Et il y en a beaucoup, beaucoup, beaucoup, de femmes pareilles à moi, dans notre société turque.

Alors, qui trouverons-nous, dans tout l'empire, quelles femmes, pour souffrir de notre vie soi-disant murée? Exclusivement, les petites-filles des sœurs de ma mère—les filles de mes sœurs à moi; ma fille, tenez! ma mignonne Leïlah, et ses pareilles, celles que nous, demi-civilisées, élevons tout à fait à l'occidentale. Quand Leïlah sera grande, peut-être souhaitera-t-elle mettre au vent son bout de nez rose et flirter avec votre amour de petit garçon... Elle, oui... je ne dis pas...

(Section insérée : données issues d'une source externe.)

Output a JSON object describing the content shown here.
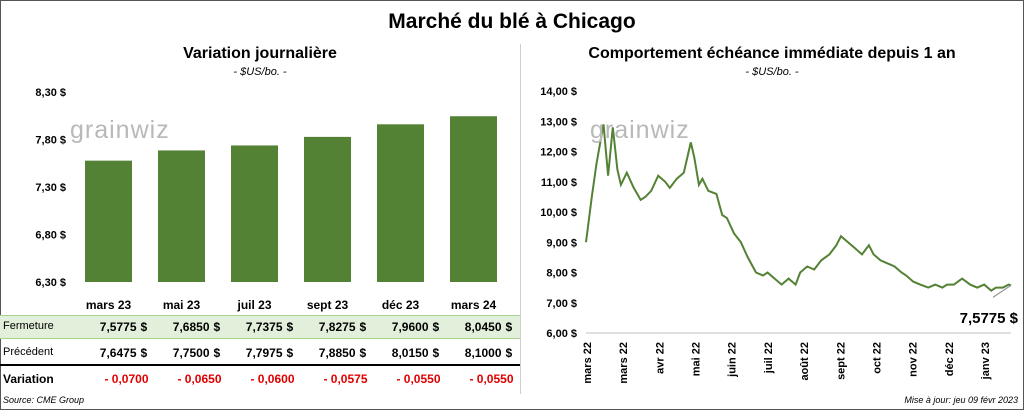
{
  "title": "Marché du blé à Chicago",
  "left_chart": {
    "title": "Variation  journalière",
    "subtitle": "- $US/bo. -"
  },
  "right_chart": {
    "title": "Comportement  échéance immédiate depuis 1 an",
    "subtitle": "- $US/bo. -",
    "last_value_label": "7,5775 $"
  },
  "logo_text": "grainwiz",
  "table": {
    "labels": {
      "close": "Fermeture",
      "prev": "Précédent",
      "var": "Variation"
    },
    "close": [
      "7,5775",
      "7,6850",
      "7,7375",
      "7,8275",
      "7,9600",
      "8,0450"
    ],
    "prev": [
      "7,6475",
      "7,7500",
      "7,7975",
      "7,8850",
      "8,0150",
      "8,1000"
    ],
    "var": [
      "- 0,0700",
      "- 0,0650",
      "- 0,0600",
      "- 0,0575",
      "- 0,0550",
      "- 0,0550"
    ],
    "dollar": "$"
  },
  "footer": {
    "source": "Source: CME Group",
    "updated": "Mise à jour: jeu 09 févr 2023"
  },
  "chart_data": [
    {
      "type": "bar",
      "title": "Variation  journalière",
      "ylabel": "- $US/bo. -",
      "categories": [
        "mars 23",
        "mai 23",
        "juil 23",
        "sept 23",
        "déc 23",
        "mars 24"
      ],
      "values": [
        7.5775,
        7.685,
        7.7375,
        7.8275,
        7.96,
        8.045
      ],
      "ylim": [
        6.3,
        8.3
      ],
      "yticks": [
        "6,30 $",
        "6,80 $",
        "7,30 $",
        "7,80 $",
        "8,30 $"
      ],
      "color": "#548235"
    },
    {
      "type": "line",
      "title": "Comportement  échéance immédiate depuis 1 an",
      "ylabel": "- $US/bo. -",
      "ylim": [
        6,
        14
      ],
      "yticks": [
        "6,00 $",
        "7,00 $",
        "8,00 $",
        "9,00 $",
        "10,00 $",
        "11,00 $",
        "12,00 $",
        "13,00 $",
        "14,00 $"
      ],
      "xticks": [
        "mars 22",
        "mars 22",
        "avr 22",
        "mai 22",
        "juin 22",
        "juil 22",
        "août 22",
        "sept 22",
        "oct 22",
        "nov 22",
        "déc 22",
        "janv 23"
      ],
      "color": "#548235",
      "x": [
        "2022-02-09",
        "2022-02-14",
        "2022-02-18",
        "2022-02-24",
        "2022-02-28",
        "2022-03-04",
        "2022-03-08",
        "2022-03-11",
        "2022-03-16",
        "2022-03-22",
        "2022-03-28",
        "2022-04-01",
        "2022-04-06",
        "2022-04-12",
        "2022-04-18",
        "2022-04-22",
        "2022-04-28",
        "2022-05-04",
        "2022-05-10",
        "2022-05-13",
        "2022-05-17",
        "2022-05-20",
        "2022-05-25",
        "2022-06-01",
        "2022-06-06",
        "2022-06-10",
        "2022-06-16",
        "2022-06-22",
        "2022-06-28",
        "2022-07-05",
        "2022-07-11",
        "2022-07-15",
        "2022-07-21",
        "2022-07-27",
        "2022-08-02",
        "2022-08-08",
        "2022-08-12",
        "2022-08-18",
        "2022-08-24",
        "2022-08-30",
        "2022-09-06",
        "2022-09-12",
        "2022-09-16",
        "2022-09-22",
        "2022-09-28",
        "2022-10-04",
        "2022-10-10",
        "2022-10-14",
        "2022-10-20",
        "2022-10-26",
        "2022-11-01",
        "2022-11-07",
        "2022-11-11",
        "2022-11-17",
        "2022-11-23",
        "2022-11-30",
        "2022-12-06",
        "2022-12-12",
        "2022-12-16",
        "2022-12-22",
        "2022-12-29",
        "2023-01-05",
        "2023-01-11",
        "2023-01-17",
        "2023-01-23",
        "2023-01-27",
        "2023-02-02",
        "2023-02-07",
        "2023-02-09"
      ],
      "values": [
        9.0,
        10.5,
        11.6,
        12.9,
        11.2,
        12.8,
        11.4,
        10.9,
        11.3,
        10.8,
        10.4,
        10.5,
        10.7,
        11.2,
        11.0,
        10.8,
        11.1,
        11.3,
        12.3,
        11.8,
        10.9,
        11.1,
        10.7,
        10.6,
        9.9,
        9.8,
        9.3,
        9.0,
        8.5,
        8.0,
        7.9,
        8.0,
        7.8,
        7.6,
        7.8,
        7.6,
        8.0,
        8.2,
        8.1,
        8.4,
        8.6,
        8.9,
        9.2,
        9.0,
        8.8,
        8.6,
        8.9,
        8.6,
        8.4,
        8.3,
        8.2,
        8.0,
        7.9,
        7.7,
        7.6,
        7.5,
        7.6,
        7.5,
        7.6,
        7.6,
        7.8,
        7.6,
        7.5,
        7.6,
        7.4,
        7.5,
        7.5,
        7.6,
        7.5775
      ]
    }
  ]
}
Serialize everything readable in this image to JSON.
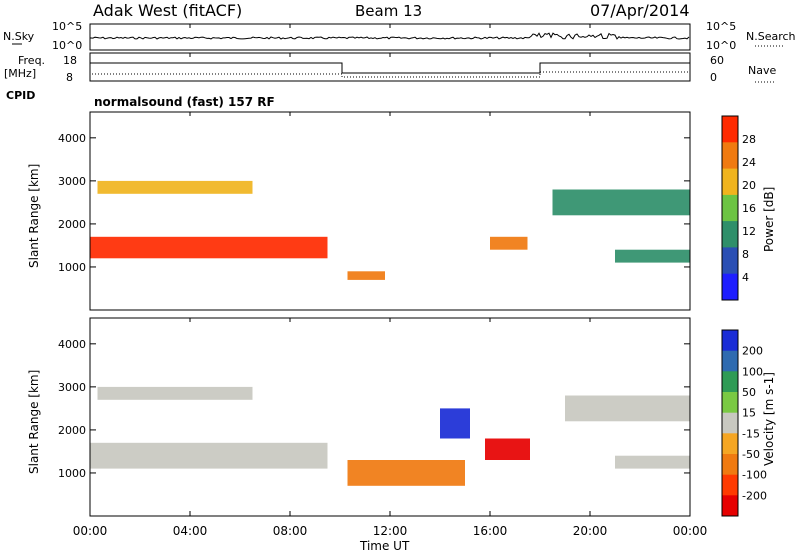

Mais combien y en a-t-il, des Leïlah, dans tout l'Empire? combien y en aura-t-il, plutôt? dans quinze ou vingt ans? Faisons bonne mesure... Cinq cents? cinq mille?... Non! je ne crois pas qu'il y en aura cinq mille... Enfin, admettons! cinq mille donc, sur les dix millions de musulmanes qui peuplent l'Anatolie et la Roumélie—l'Asie et l'Europe!... Cinq mille, pour exagérer.—Celles-là souffriront, soit! Mais, chose digne d'être dite, c'est surtout par la faute de la Révolution qu'elles souffriront.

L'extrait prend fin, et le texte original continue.